Há mais de dois anos, precisamente em 1 de Julho de
2016, que foi publicada a Lei 18/2016, entrando imediatamente em vigor, tendo
ficado estabelecido “as 35 horas como período normal de trabalho dos
trabalhadores em funções públicas, procedendo à segunda alteração à Lei Geral
do Trabalho em Funções Públicas, aprovada em anexo à Lei n.º 35/2014, de 20 de
Junho”. A qual indica que “o empregador público deve planear para cada
exercício orçamental as atividades de natureza permanente ou temporária, tendo
em consideração a missão, as atribuições, a estratégia, os objetivos fixados,
as competências das unidades orgânicas e os recursos financeiros disponíveis”.
Tendo aquele regime de horário de trabalho começado a ser aplicado à totalidade
dos profissionais de saúde em 1 de Julho de 2018, houve tempo suficiente, mais
precisamente dois anos, para analisar os efeitos da passagem das 40 para as 35
horas e para se proceder ao planeamento do que havia para planear, no caso a
contratação do equivalente à diferença entre aqueles dois regimes horários.

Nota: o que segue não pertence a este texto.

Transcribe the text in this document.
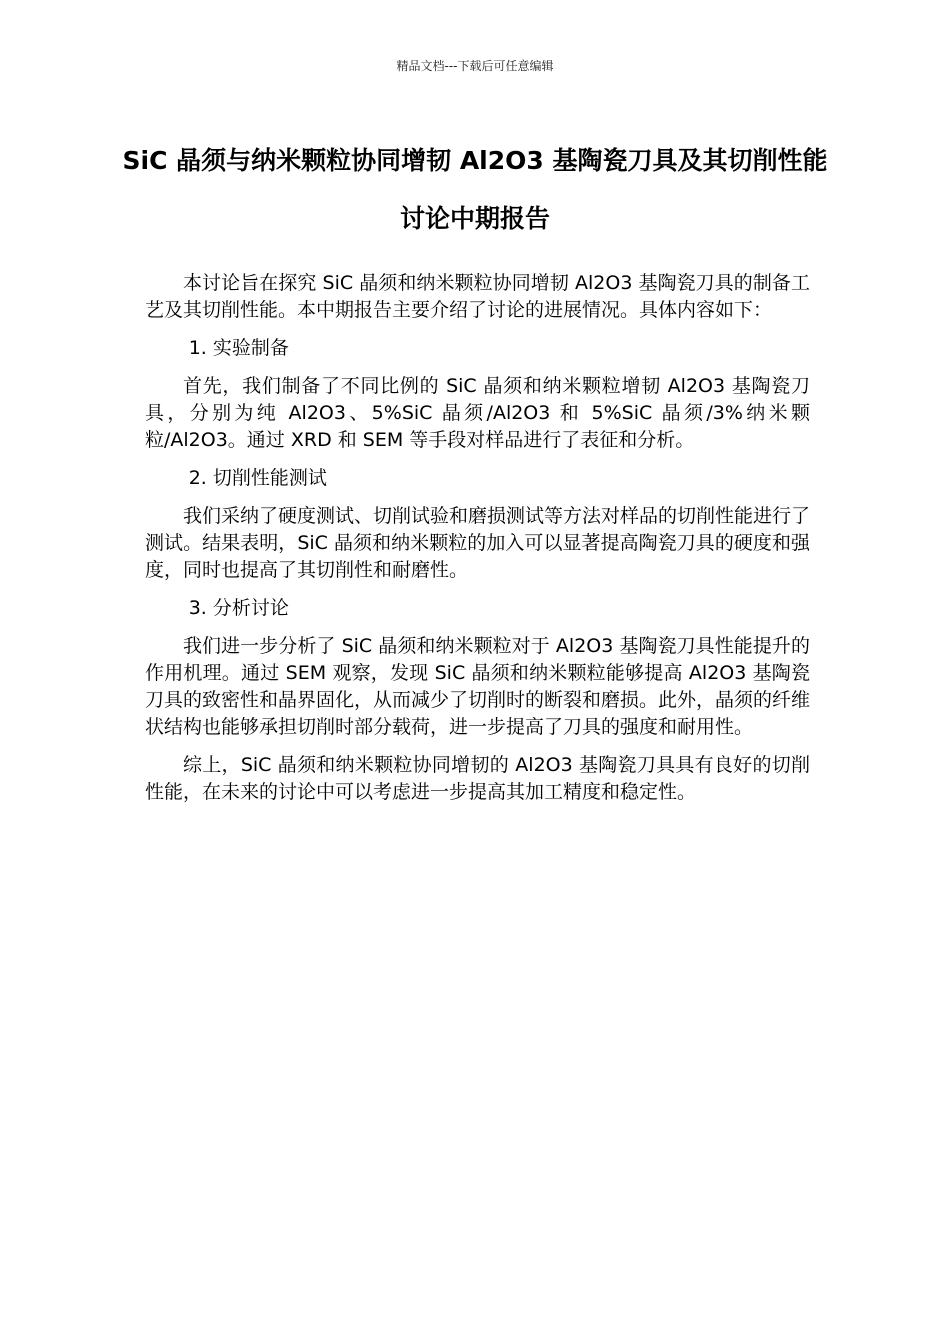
精品文档---下载后可任意编辑
SiC 晶须与纳米颗粒协同增韧 Al2O3 基陶瓷刀具及其切削性能讨论中期报告

本讨论旨在探究 SiC 晶须和纳米颗粒协同增韧 Al2O3 基陶瓷刀具的制备工艺及其切削性能。本中期报告主要介绍了讨论的进展情况。具体内容如下：

1. 实验制备

首先，我们制备了不同比例的 SiC 晶须和纳米颗粒增韧 Al2O3 基陶瓷刀具，分别为纯 Al2O3、5%SiC 晶须/Al2O3 和 5%SiC 晶须/3%纳米颗粒/Al2O3。通过 XRD 和 SEM 等手段对样品进行了表征和分析。

2. 切削性能测试

我们采纳了硬度测试、切削试验和磨损测试等方法对样品的切削性能进行了测试。结果表明，SiC 晶须和纳米颗粒的加入可以显著提高陶瓷刀具的硬度和强度，同时也提高了其切削性和耐磨性。

3. 分析讨论

我们进一步分析了 SiC 晶须和纳米颗粒对于 Al2O3 基陶瓷刀具性能提升的作用机理。通过 SEM 观察，发现 SiC 晶须和纳米颗粒能够提高 Al2O3 基陶瓷刀具的致密性和晶界固化，从而减少了切削时的断裂和磨损。此外，晶须的纤维状结构也能够承担切削时部分载荷，进一步提高了刀具的强度和耐用性。

综上，SiC 晶须和纳米颗粒协同增韧的 Al2O3 基陶瓷刀具具有良好的切削性能，在未来的讨论中可以考虑进一步提高其加工精度和稳定性。
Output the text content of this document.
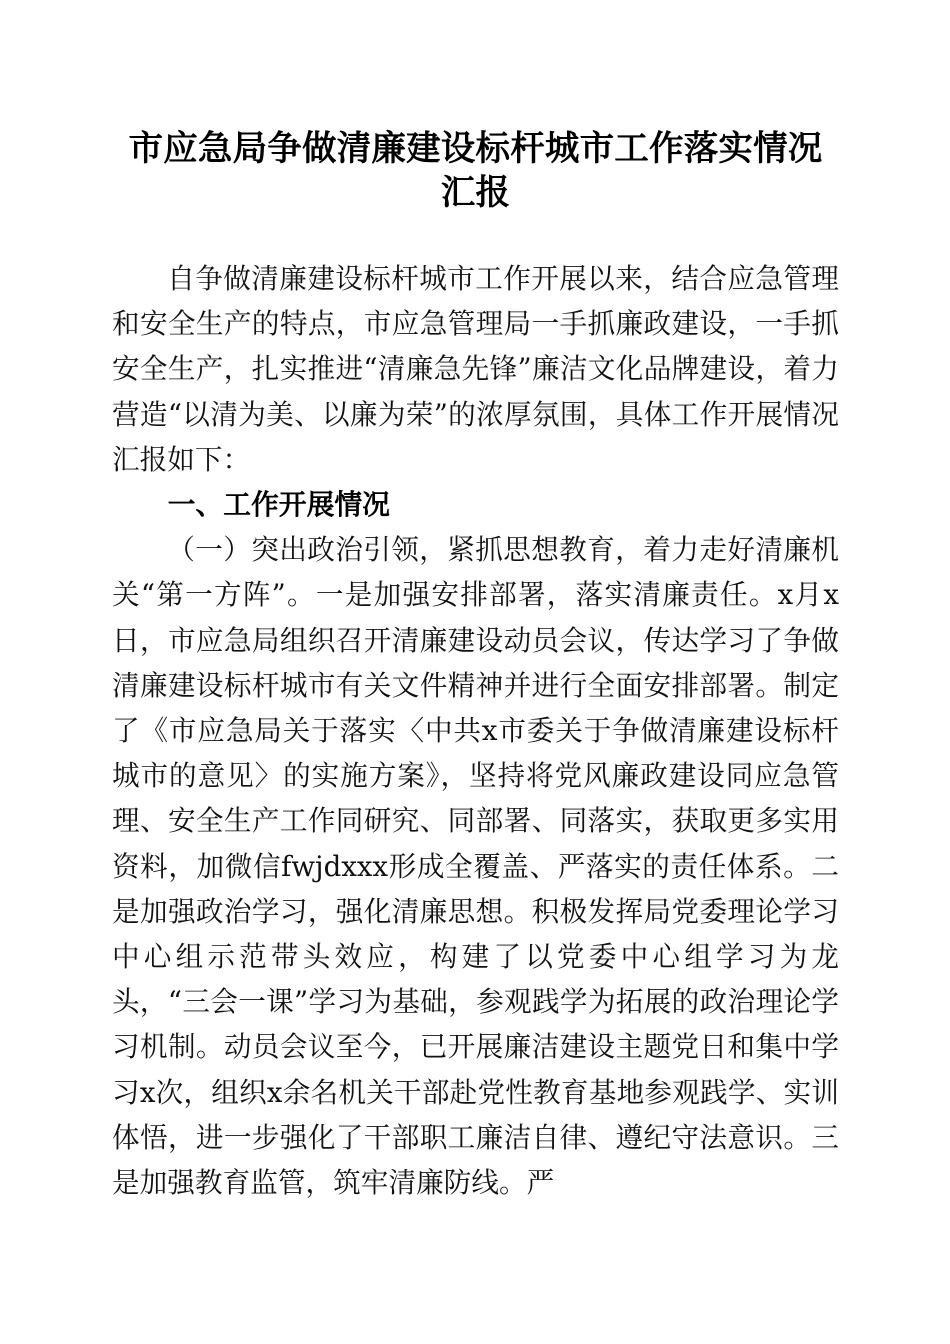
市应急局争做清廉建设标杆城市工作落实情况汇报

自争做清廉建设标杆城市工作开展以来，结合应急管理和安全生产的特点，市应急管理局一手抓廉政建设，一手抓安全生产，扎实推进“清廉急先锋”廉洁文化品牌建设，着力营造“以清为美、以廉为荣”的浓厚氛围，具体工作开展情况汇报如下：

一、工作开展情况

（一）突出政治引领，紧抓思想教育，着力走好清廉机关“第一方阵”。一是加强安排部署，落实清廉责任。x月x日，市应急局组织召开清廉建设动员会议，传达学习了争做清廉建设标杆城市有关文件精神并进行全面安排部署。制定了《市应急局关于落实〈中共x市委关于争做清廉建设标杆城市的意见〉的实施方案》，坚持将党风廉政建设同应急管理、安全生产工作同研究、同部署、同落实，获取更多实用资料，加微信fwjdxxx形成全覆盖、严落实的责任体系。二是加强政治学习，强化清廉思想。积极发挥局党委理论学习中心组示范带头效应，构建了以党委中心组学习为龙头，“三会一课”学习为基础，参观践学为拓展的政治理论学习机制。动员会议至今，已开展廉洁建设主题党日和集中学习x次，组织x余名机关干部赴党性教育基地参观践学、实训体悟，进一步强化了干部职工廉洁自律、遵纪守法意识。三是加强教育监管，筑牢清廉防线。严
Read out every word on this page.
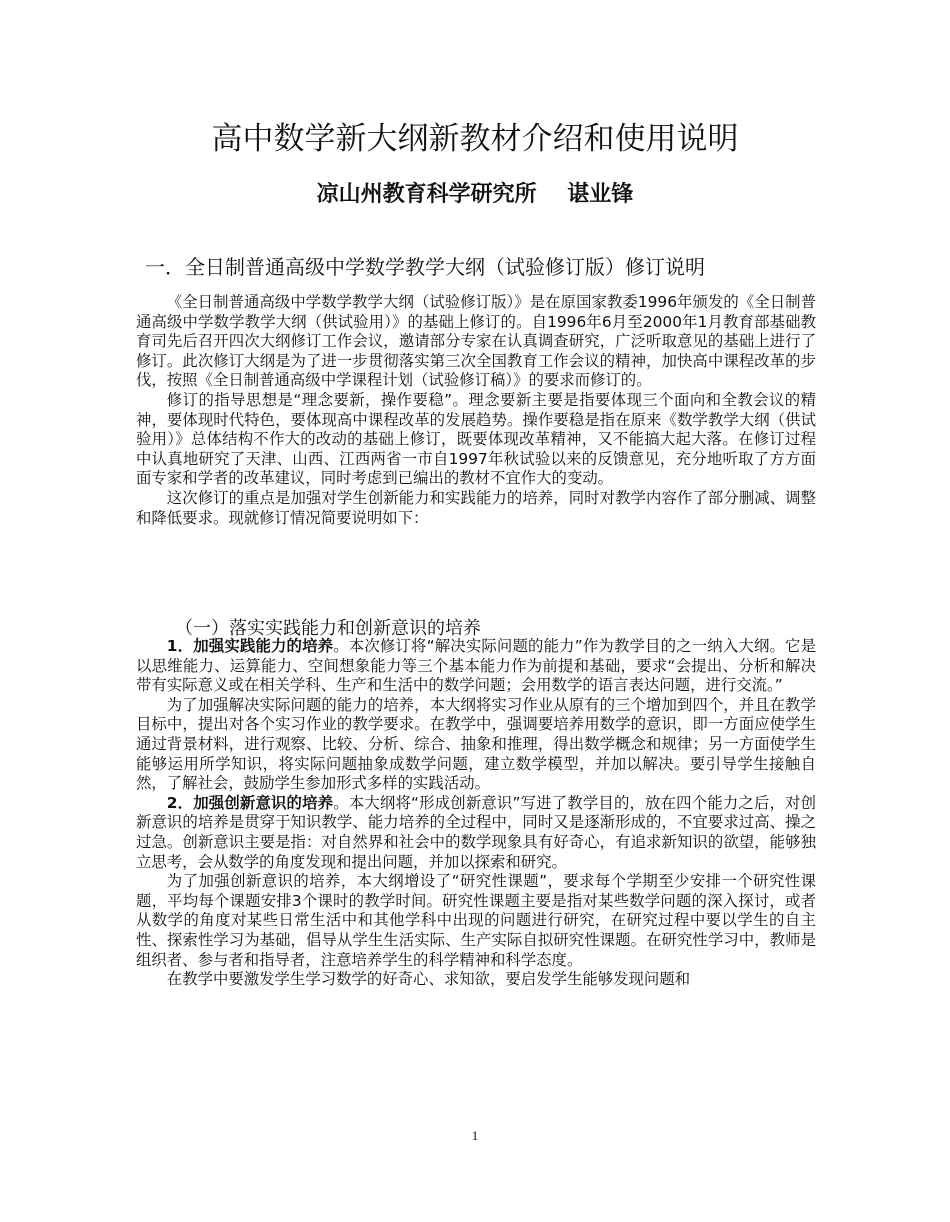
高中数学新大纲新教材介绍和使用说明
凉山州教育科学研究所    谌业锋
一．全日制普通高级中学数学教学大纲（试验修订版）修订说明

《全日制普通高级中学数学教学大纲（试验修订版）》是在原国家教委1996年颁发的《全日制普通高级中学数学教学大纲（供试验用）》的基础上修订的。自1996年6月至2000年1月教育部基础教育司先后召开四次大纲修订工作会议，邀请部分专家在认真调查研究，广泛听取意见的基础上进行了修订。此次修订大纲是为了进一步贯彻落实第三次全国教育工作会议的精神，加快高中课程改革的步伐，按照《全日制普通高级中学课程计划（试验修订稿）》的要求而修订的。

修订的指导思想是“理念要新，操作要稳”。理念要新主要是指要体现三个面向和全教会议的精神，要体现时代特色，要体现高中课程改革的发展趋势。操作要稳是指在原来《数学教学大纲（供试验用）》总体结构不作大的改动的基础上修订，既要体现改革精神，又不能搞大起大落。在修订过程中认真地研究了天津、山西、江西两省一市自1997年秋试验以来的反馈意见，充分地听取了方方面面专家和学者的改革建议，同时考虑到已编出的教材不宜作大的变动。

这次修订的重点是加强对学生创新能力和实践能力的培养，同时对教学内容作了部分删减、调整和降低要求。现就修订情况简要说明如下：

（一）落实实践能力和创新意识的培养

1．加强实践能力的培养。本次修订将“解决实际问题的能力”作为教学目的之一纳入大纲。它是以思维能力、运算能力、空间想象能力等三个基本能力作为前提和基础，要求“会提出、分析和解决带有实际意义或在相关学科、生产和生活中的数学问题；会用数学的语言表达问题，进行交流。”

为了加强解决实际问题的能力的培养，本大纲将实习作业从原有的三个增加到四个，并且在教学目标中，提出对各个实习作业的教学要求。在教学中，强调要培养用数学的意识，即一方面应使学生通过背景材料，进行观察、比较、分析、综合、抽象和推理，得出数学概念和规律；另一方面使学生能够运用所学知识，将实际问题抽象成数学问题，建立数学模型，并加以解决。要引导学生接触自然，了解社会，鼓励学生参加形式多样的实践活动。

2．加强创新意识的培养。本大纲将“形成创新意识”写进了教学目的，放在四个能力之后，对创新意识的培养是贯穿于知识教学、能力培养的全过程中，同时又是逐渐形成的，不宜要求过高、操之过急。创新意识主要是指：对自然界和社会中的数学现象具有好奇心，有追求新知识的欲望，能够独立思考，会从数学的角度发现和提出问题，并加以探索和研究。

为了加强创新意识的培养，本大纲增设了“研究性课题”，要求每个学期至少安排一个研究性课题，平均每个课题安排3个课时的教学时间。研究性课题主要是指对某些数学问题的深入探讨，或者从数学的角度对某些日常生活中和其他学科中出现的问题进行研究，在研究过程中要以学生的自主性、探索性学习为基础，倡导从学生生活实际、生产实际自拟研究性课题。在研究性学习中，教师是组织者、参与者和指导者，注意培养学生的科学精神和科学态度。

在教学中要激发学生学习数学的好奇心、求知欲，要启发学生能够发现问题和

1
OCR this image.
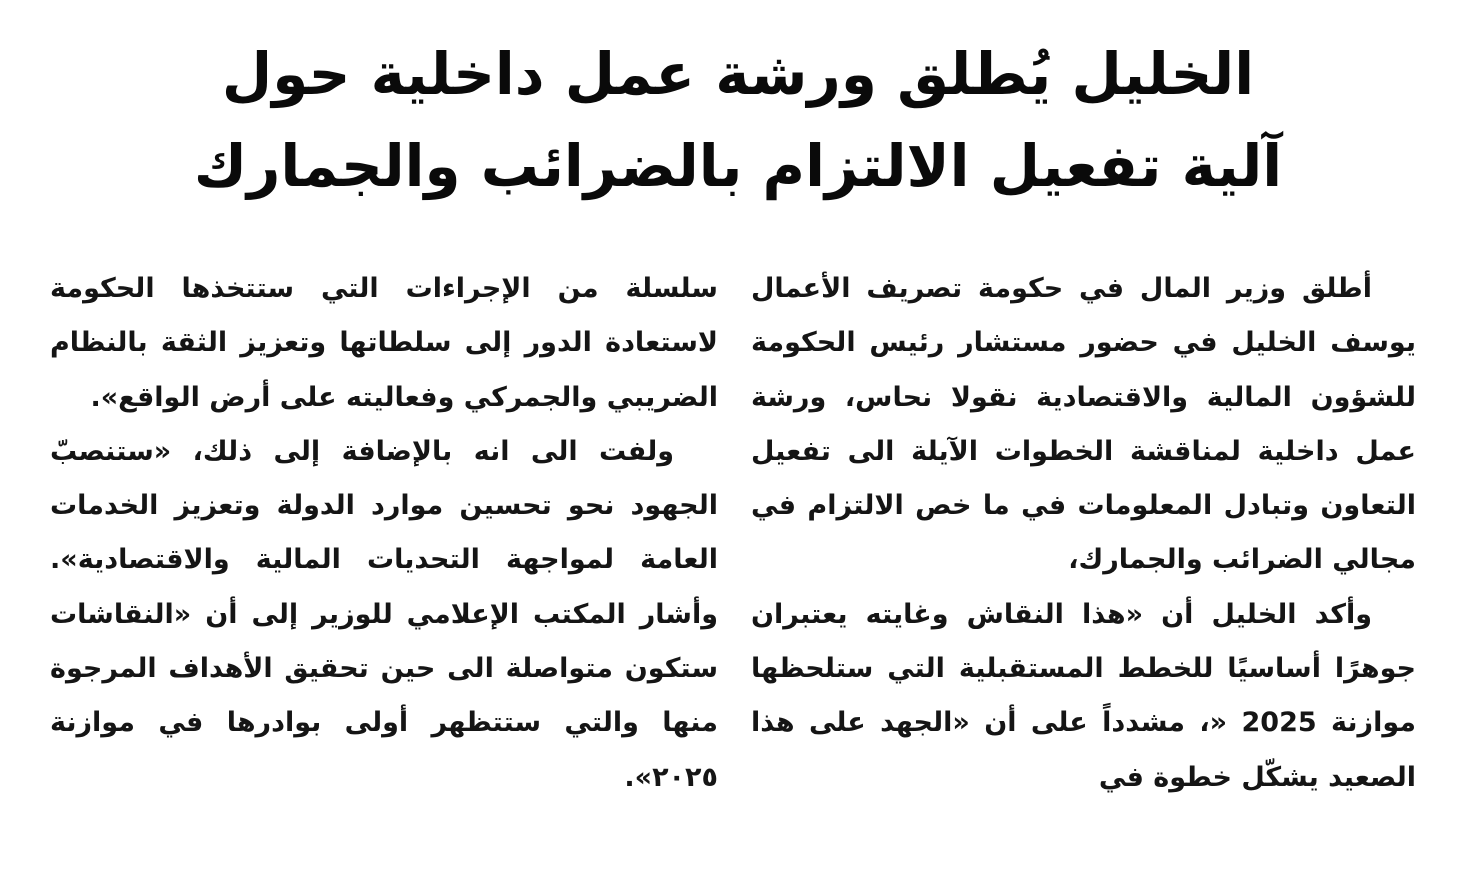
الخليل يُطلق ورشة عمل داخلية حول
آلية تفعيل الالتزام بالضرائب والجمارك

أطلق وزير المال في حكومة تصريف الأعمال يوسف الخليل في حضور مستشار رئيس الحكومة للشؤون المالية والاقتصادية نقولا نحاس، ورشة عمل داخلية لمناقشة الخطوات الآيلة الى تفعيل التعاون وتبادل المعلومات في ما خص الالتزام في مجالي الضرائب والجمارك،

وأكد الخليل أن «هذا النقاش وغايته يعتبران جوهرًا أساسيًا للخطط المستقبلية التي ستلحظها موازنة 2025 «، مشدداً على أن «الجهد على هذا الصعيد يشكّل خطوة في

سلسلة من الإجراءات التي ستتخذها الحكومة لاستعادة الدور إلى سلطاتها وتعزيز الثقة بالنظام الضريبي والجمركي وفعاليته على أرض الواقع».

ولفت الى انه بالإضافة إلى ذلك، «ستنصبّ الجهود نحو تحسين موارد الدولة وتعزيز الخدمات العامة لمواجهة التحديات المالية والاقتصادية». وأشار المكتب الإعلامي للوزير إلى أن «النقاشات ستكون متواصلة الى حين تحقيق الأهداف المرجوة منها والتي ستتظهر أولى بوادرها في موازنة ٢٠٢٥».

O
dinheiro não dá para tudo? Faça-se o exercício da hierarquização das
prioridades. Mesmo assim, a saúde ficou a meio da tabela, numa escala, vá lá,
de 0-10? Tirem-se as consequências políticas porque há responsáveis políticos.
Ficar-se à espera dois anos para responder aos défices
anunciados e suficientemente conhecidos, mau grado as proclamações quase
diárias de contratações, é um acto inqualificável. As primeiras páginas dos
jornais e a comunicação social em geral passaram a ser o espelho da constante
degradação em que os serviços públicos de saúde se encontram. As ordens
profissionais e os sindicatos do sector não param de criticar e de se opor ao
que se está a passar no SNS. Os partidos de esquerda exigem constantemente a
presença da tutela na Assembleia da República para lhes darem explicações sobre
o que se está a passar no sector. A direita exulta e esfrega as mãos na
expectativa de retirar dividendos eleitorais. A síntese desta situação é uma
jóia feita em estilhaços.
E
no entanto isto não tinha de acontecer. Bastava que este governo tivesse vestido
a camisola do Serviço Nacional de Saúde. A diferença equivale a alguns mil
milhões de euros pagos pelo orçamento do SNS às empresas privadas de prestação
de cuidados de saúde pela transferência de utentes para as suas unidades. Os
quais deviam ser utilizados no serviço público se fosse essa a camisola que o
governo tivesse decidido vestir desde que tomou posse. Porém, foi deixando que
a falta de vontade política tomasse conta do sector, sempre com o argumento dos
compromissos, do défice e da dívida para satisfação da teoria dos dois
hemisférios, tipo pataca a mim pataca a ti, até ao dia em que as patacas fiquem
todas do mesmo lado. Já não se trata de irresponsabilidade, trata-se da
intencionalidade à solta, favorecendo as peças do outro lado do tabuleiro.
Aqui fica registado, por isso, o
desafio ao primeiro-ministro, o mesmo que rubricou os acordos com o BE, o PCP e
o PEV, e que nas suas palavras deseja ver repetida, se não o conteúdo, mas pelo
menos a fórmula que na altura se conseguiu alcançar, para colocar o dossier da
saúde pelo menos entre as três prioridades para as quais é necessário encontrar
uma solução, e desde já uma linha de orientação.